Her ped called to see how she was doing.  She had also talked with the dr on call last night to fill him in on Eliana in case we had needed help.  Have I mentioned today that she is wonderful?!  She recommended that I try giving her a small amount of formula at her next feed to see how she would tolerate it.  She doesn't want her to lose too much caloric content since she has done so well to put on weight.


I fed Eliana again about 11am and she took 100cc of formula.  (A little over 3 ounces)  She typically takes 140cc.  So far, she is doing well with it.  She is currently napping on me.  My other sweet daughter just came in and suggested that I should take a nap while Eliana is sleeping.  Have I mentioned what a blessing she is to me?!  I need to go tell her that.
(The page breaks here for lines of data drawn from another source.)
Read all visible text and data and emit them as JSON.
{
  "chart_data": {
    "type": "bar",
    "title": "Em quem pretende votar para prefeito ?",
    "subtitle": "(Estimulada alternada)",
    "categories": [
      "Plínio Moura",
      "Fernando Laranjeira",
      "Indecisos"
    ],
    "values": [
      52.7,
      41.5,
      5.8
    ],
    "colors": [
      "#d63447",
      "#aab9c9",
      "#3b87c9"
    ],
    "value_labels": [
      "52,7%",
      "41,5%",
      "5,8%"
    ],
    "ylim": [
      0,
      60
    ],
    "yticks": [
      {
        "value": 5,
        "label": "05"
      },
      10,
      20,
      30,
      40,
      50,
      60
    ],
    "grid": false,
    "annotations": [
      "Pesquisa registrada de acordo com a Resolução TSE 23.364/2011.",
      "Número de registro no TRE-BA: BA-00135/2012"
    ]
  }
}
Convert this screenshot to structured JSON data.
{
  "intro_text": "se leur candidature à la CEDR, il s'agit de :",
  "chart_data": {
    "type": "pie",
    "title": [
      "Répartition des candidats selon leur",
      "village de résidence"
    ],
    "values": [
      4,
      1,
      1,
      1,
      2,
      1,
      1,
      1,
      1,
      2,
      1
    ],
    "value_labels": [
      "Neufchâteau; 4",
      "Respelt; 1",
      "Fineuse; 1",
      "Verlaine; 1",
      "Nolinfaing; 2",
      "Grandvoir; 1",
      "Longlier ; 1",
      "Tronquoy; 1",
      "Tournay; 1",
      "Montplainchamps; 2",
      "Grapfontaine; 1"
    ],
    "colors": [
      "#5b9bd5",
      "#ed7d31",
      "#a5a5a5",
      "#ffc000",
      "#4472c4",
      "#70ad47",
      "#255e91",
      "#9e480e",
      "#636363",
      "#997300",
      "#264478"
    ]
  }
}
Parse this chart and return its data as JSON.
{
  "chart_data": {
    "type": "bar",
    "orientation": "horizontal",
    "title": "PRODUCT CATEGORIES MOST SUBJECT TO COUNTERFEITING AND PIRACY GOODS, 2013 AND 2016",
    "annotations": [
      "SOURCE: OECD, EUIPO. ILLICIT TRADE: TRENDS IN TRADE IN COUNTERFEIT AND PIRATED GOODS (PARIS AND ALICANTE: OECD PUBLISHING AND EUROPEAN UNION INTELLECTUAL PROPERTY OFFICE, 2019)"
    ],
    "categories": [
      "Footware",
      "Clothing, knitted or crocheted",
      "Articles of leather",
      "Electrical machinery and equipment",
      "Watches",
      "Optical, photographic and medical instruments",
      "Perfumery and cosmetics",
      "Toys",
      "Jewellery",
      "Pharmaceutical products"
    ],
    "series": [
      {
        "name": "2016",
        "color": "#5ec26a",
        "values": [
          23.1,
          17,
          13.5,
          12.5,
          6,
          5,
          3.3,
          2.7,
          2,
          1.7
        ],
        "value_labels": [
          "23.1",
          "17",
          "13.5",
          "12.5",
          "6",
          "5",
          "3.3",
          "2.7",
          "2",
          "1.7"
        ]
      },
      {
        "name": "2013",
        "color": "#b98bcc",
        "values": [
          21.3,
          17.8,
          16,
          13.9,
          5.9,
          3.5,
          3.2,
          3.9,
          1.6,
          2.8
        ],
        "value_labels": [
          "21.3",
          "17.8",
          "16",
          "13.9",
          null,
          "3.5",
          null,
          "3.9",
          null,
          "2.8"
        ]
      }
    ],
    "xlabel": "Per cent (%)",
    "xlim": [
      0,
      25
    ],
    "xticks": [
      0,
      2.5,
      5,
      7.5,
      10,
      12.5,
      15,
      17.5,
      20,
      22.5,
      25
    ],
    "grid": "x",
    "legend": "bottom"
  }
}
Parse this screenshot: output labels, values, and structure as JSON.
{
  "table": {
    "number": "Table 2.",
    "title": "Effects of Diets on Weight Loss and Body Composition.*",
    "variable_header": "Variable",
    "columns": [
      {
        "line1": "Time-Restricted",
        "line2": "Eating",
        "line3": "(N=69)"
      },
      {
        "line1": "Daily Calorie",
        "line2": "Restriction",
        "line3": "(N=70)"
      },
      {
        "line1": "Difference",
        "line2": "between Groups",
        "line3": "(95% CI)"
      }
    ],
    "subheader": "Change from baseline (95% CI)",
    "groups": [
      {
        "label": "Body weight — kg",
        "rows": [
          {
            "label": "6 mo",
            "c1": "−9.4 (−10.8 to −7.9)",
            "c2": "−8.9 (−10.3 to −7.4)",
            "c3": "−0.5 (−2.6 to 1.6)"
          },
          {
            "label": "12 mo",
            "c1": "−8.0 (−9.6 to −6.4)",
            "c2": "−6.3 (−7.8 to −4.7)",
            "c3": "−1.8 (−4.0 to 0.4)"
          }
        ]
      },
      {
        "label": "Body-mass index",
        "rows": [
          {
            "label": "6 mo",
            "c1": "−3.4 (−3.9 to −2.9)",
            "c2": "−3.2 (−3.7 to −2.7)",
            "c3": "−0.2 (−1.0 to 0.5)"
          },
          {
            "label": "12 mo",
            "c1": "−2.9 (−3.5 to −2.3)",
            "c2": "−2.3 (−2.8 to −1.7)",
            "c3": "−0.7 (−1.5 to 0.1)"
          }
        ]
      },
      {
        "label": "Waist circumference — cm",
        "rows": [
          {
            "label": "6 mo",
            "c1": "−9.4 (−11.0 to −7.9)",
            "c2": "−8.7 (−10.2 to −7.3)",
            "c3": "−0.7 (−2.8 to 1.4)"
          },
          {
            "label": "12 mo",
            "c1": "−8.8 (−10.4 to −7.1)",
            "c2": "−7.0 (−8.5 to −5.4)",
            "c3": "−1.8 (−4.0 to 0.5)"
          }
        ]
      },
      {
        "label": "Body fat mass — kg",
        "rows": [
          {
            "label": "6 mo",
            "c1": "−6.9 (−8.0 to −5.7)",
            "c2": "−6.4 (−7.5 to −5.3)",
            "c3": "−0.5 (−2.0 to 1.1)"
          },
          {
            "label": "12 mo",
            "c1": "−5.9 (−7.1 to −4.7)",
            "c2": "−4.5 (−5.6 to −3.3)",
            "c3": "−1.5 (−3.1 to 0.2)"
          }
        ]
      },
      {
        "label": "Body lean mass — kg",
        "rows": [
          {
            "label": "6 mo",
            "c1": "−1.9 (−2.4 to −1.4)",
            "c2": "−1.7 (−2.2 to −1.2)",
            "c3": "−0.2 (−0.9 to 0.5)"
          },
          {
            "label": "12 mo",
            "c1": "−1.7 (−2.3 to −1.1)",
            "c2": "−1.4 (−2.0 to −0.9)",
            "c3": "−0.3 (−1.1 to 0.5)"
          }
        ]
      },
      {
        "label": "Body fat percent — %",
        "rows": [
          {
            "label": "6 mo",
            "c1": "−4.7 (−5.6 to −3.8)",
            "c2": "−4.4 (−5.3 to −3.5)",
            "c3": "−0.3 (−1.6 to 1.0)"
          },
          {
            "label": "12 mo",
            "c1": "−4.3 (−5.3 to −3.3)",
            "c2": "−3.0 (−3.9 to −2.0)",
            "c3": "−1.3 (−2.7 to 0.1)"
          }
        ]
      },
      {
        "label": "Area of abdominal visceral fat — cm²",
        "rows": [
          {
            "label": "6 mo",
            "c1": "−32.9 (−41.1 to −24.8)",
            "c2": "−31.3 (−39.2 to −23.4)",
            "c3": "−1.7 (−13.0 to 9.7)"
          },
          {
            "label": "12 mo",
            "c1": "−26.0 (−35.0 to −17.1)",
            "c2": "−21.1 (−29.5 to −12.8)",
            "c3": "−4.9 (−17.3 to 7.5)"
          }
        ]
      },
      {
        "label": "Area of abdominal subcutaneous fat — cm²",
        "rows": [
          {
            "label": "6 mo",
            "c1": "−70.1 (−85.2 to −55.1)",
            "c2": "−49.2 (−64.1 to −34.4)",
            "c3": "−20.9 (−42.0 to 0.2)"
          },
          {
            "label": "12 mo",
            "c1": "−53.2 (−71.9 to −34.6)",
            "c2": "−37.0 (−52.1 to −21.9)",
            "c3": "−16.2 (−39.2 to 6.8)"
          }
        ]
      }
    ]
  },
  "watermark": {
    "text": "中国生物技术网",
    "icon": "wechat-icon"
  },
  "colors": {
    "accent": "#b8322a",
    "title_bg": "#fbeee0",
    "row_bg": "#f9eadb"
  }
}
In terms of symptoms, it seems to be all G/I and not respiratory at all.  (Thankful to have skipped that part!)  It's just a waiting game now for her symptoms to go away.  She seems to 'feel" better at times and then gets fussy again.  We are just going to relax today and take it easy.  Dr L recommended that our week-end plans be cancelled - and then I shared what they were.  After hearing that we were planning a tea party, she wanted to find a way for Rebecca to be able to do that - wondering if I could pass on my responsibilities.  Those of you that know me, know that is hard.  I don't want to dump my work on someone else.  I'll do it though if it is what works best for everyone.  I have learned a lot about letting go of things this past year.


Will update more as I can.  Thank you for your prayers for our precious little girl.